Accessing Avro Data Files From Spark SQL Applications
Spark SQL supports loading and saving DataFrames from and to a variety of data sources. With the spark-avro library, you can process data encoded in the Avro format using Spark.
The spark-avro library supports most conversions between Spark SQL and Avro records, making Avro a first-class citizen in Spark. The library automatically performs the schema conversion. Spark SQL reads the data and converts it to Spark's internal representation; the Avro conversion is performed only during reading and writing data.
By default, when pointed at a directory, read methods silently skip any files that do not have the .avro extension.

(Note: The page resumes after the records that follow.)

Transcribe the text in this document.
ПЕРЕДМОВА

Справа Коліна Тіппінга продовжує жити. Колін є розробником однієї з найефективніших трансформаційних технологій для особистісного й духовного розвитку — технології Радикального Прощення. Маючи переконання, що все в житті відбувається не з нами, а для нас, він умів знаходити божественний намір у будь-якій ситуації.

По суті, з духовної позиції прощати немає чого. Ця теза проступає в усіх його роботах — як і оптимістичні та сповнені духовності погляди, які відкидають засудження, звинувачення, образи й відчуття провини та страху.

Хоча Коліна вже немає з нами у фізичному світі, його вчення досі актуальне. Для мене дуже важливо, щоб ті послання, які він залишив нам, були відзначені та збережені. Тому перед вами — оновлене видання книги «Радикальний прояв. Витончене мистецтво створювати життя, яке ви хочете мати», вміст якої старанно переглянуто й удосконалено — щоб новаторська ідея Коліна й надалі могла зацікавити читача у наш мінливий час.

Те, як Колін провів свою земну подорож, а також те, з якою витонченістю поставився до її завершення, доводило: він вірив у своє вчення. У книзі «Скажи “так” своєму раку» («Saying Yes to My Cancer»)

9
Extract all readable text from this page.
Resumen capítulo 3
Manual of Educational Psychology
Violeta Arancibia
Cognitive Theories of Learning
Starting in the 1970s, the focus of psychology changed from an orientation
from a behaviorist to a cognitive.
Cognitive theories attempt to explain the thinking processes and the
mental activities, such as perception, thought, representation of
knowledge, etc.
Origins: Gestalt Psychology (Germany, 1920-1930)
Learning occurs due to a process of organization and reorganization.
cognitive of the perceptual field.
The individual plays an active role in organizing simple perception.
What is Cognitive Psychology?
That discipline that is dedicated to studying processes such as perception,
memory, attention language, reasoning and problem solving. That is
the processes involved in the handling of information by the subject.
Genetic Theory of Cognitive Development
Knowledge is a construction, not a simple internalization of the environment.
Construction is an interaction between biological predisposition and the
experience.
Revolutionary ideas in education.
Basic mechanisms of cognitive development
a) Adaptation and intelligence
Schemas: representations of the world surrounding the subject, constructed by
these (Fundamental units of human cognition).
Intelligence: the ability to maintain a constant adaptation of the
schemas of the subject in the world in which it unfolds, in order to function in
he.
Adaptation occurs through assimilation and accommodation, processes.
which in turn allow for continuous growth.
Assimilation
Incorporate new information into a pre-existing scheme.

To include all files, set the avro.mapred.ignore.inputs.without.extension property to false. See Configuring Spark Applications.
Continue reading:
- Writing Compressed Data Files
- Accessing Partitioned Data Files
- Specifying Record Name and Namespace
- Spark SQL
- Avro to Spark SQL Conversion
- Spark SQL to Avro Conversion
- Limitations
- API Examples
Writing Compressed Data Files
sqlContext.setConf("spark.sql.avro.compression.codec","codec")
Accessing Partitioned Data Files
The spark-avro library supports writing and reading partitioned data. As you do when writing Parquet, pass the columns by which to partition to the writer. For examples, see Writing Partitioned Data and Reading Partitioned Data.Specifying Record Name and Namespace
Specify the record name and namespace to use when writing to disk by passing recordName and recordNamespace as optional parameters. For an example, see Specifying a Record Name.Spark SQL
sqlContext.sql("CREATE TEMPORARY TABLE table_name USING com.databricks.spark.avro OPTIONS (path "input dir")) df = sqlContext.sql("SELECT * FROM table_name")

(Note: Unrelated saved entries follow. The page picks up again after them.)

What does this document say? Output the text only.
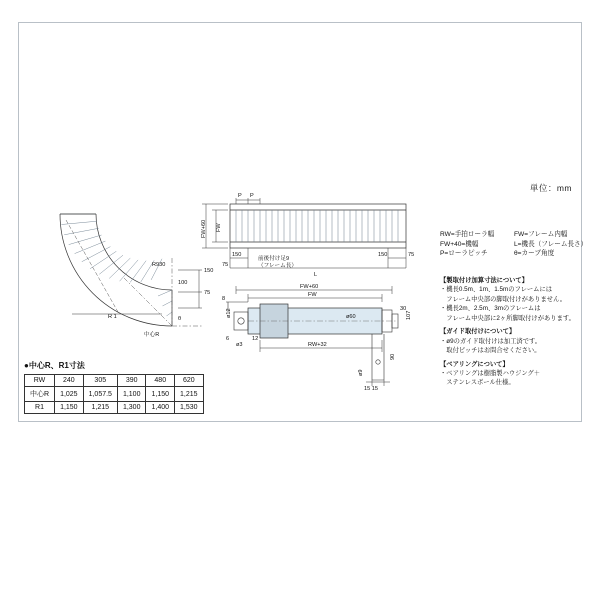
単位：mm
150
75
100
R930
θ
中心R
R 1
P P
FW+60 FW
150	150
75
75
L
前後付け足9
（フレーム長）
FW+60
FW
ø60
30
107
90
8
ø12
ø3
6	12
RW+32
15 15
ø9
RW=手拍ローラ幅	FW=フレーム内幅
FW+40=機幅	L=機長（フレーム長さ）
P=ローラピッチ	θ=カーブ角度

【製取付け加算寸法について】
・機長0.5m、1m、1.5mのフレームには
　フレーム中央部の脚取付けがありません。
・機長2m、2.5m、3mのフレームは
　フレーム中央部に2ヶ所脚取付けがあります。

【ガイド取付けについて】
・ø9のガイド取付けは加工済です。
　取付ピッチはお問合せください。

【ベアリングについて】
・ベアリングは樹脂製ハウジング＋
　ステンレスボール仕様。

●中心R、R1寸法
RW	240	305	390	480	620
中心R	1,025	1,057.5	1,100	1,150	1,215
R1	1,150	1,215	1,300	1,400	1,530
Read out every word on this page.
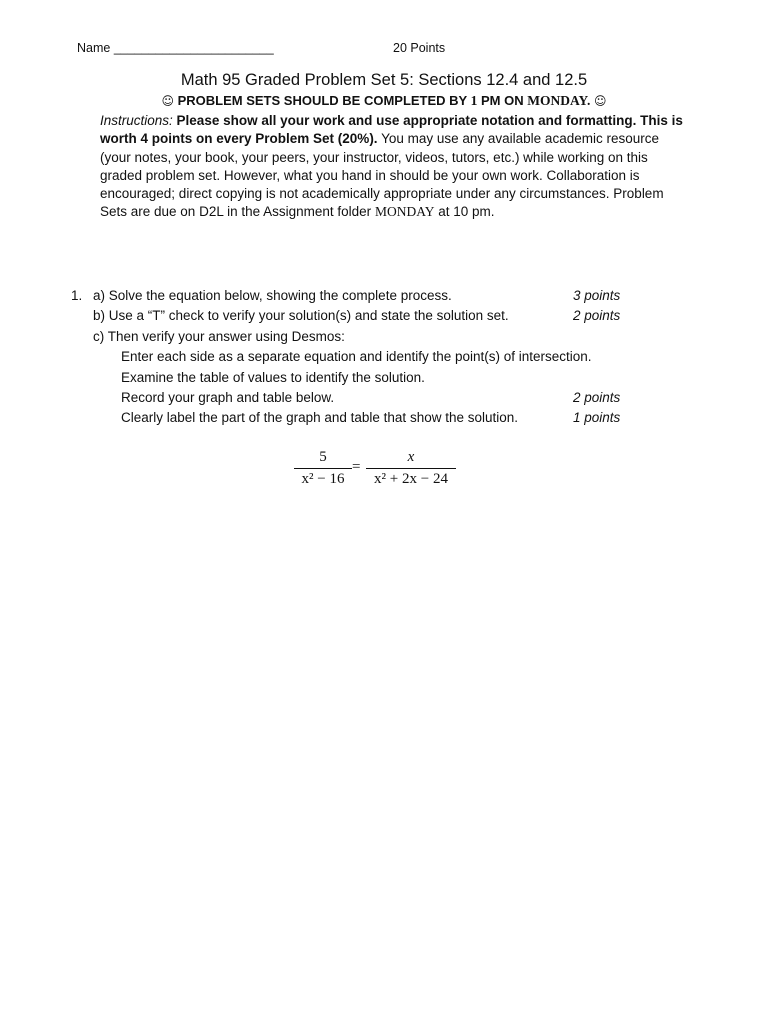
Name _______________________	20 Points
Math 95 Graded Problem Set 5: Sections 12.4 and 12.5
☺ PROBLEM SETS SHOULD BE COMPLETED BY 1 PM ON MONDAY. ☺
Instructions: Please show all your work and use appropriate notation and formatting. This is worth 4 points on every Problem Set (20%). You may use any available academic resource (your notes, your book, your peers, your instructor, videos, tutors, etc.) while working on this graded problem set. However, what you hand in should be your own work. Collaboration is encouraged; direct copying is not academically appropriate under any circumstances. Problem Sets are due on D2L in the Assignment folder MONDAY at 10 pm.
1. a) Solve the equation below, showing the complete process.	3 points
b) Use a “T” check to verify your solution(s) and state the solution set.	2 points
c) Then verify your answer using Desmos:
Enter each side as a separate equation and identify the point(s) of intersection.
Examine the table of values to identify the solution.
Record your graph and table below.	2 points
Clearly label the part of the graph and table that show the solution.	1 points
5
x² − 16
=
x
x² + 2x − 24
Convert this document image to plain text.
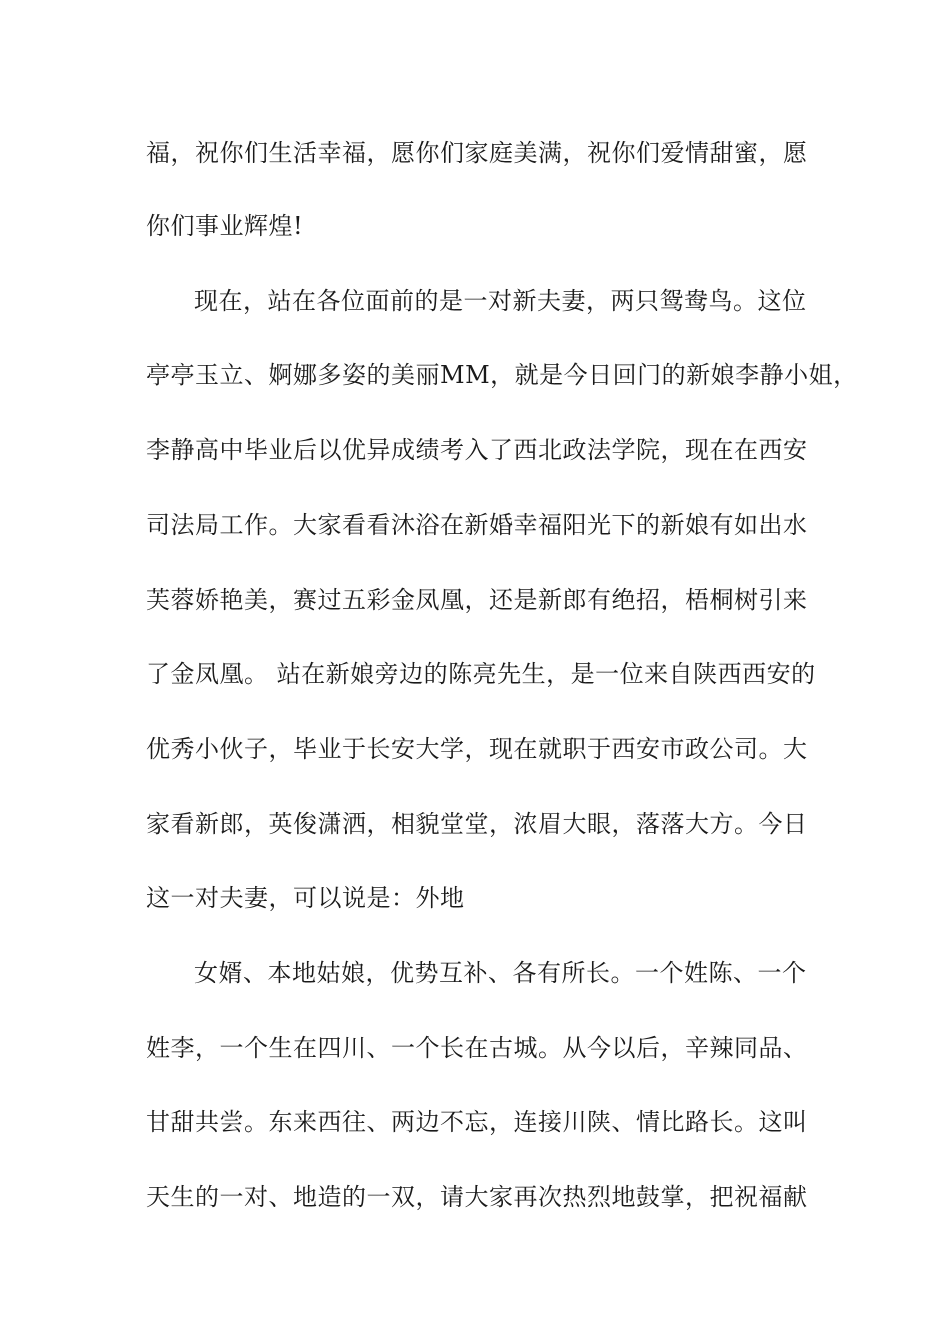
福，祝你们生活幸福，愿你们家庭美满，祝你们爱情甜蜜，愿
你们事业辉煌!
现在，站在各位面前的是一对新夫妻，两只鸳鸯鸟。这位
亭亭玉立、婀娜多姿的美丽MM，就是今日回门的新娘李静小姐，
李静高中毕业后以优异成绩考入了西北政法学院，现在在西安
司法局工作。大家看看沐浴在新婚幸福阳光下的新娘有如出水
芙蓉娇艳美，赛过五彩金凤凰，还是新郎有绝招，梧桐树引来
了金凤凰。 站在新娘旁边的陈亮先生，是一位来自陕西西安的
优秀小伙子，毕业于长安大学，现在就职于西安市政公司。大
家看新郎，英俊潇洒，相貌堂堂，浓眉大眼，落落大方。今日
这一对夫妻，可以说是：外地
女婿、本地姑娘，优势互补、各有所长。一个姓陈、一个
姓李，一个生在四川、一个长在古城。从今以后，辛辣同品、
甘甜共尝。东来西往、两边不忘，连接川陕、情比路长。这叫
天生的一对、地造的一双，请大家再次热烈地鼓掌，把祝福献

Avro to Spark SQL Conversion
The spark-avro library supports conversion for all Avro data types:
- boolean -> BooleanType
- int -> IntegerType
- long -> LongType
- float -> FloatType
- double -> DoubleType
- bytes -> BinaryType
- string -> StringType
- record -> StructType
- enum -> StringType
- array -> ArrayType
- map -> MapType
- fixed -> BinaryType
- union(int, long) -> LongType
- union(float, double) -> DoubleType
- union(any, null) -> any
All doc, aliases, and other fields are stripped when they are loaded into Spark.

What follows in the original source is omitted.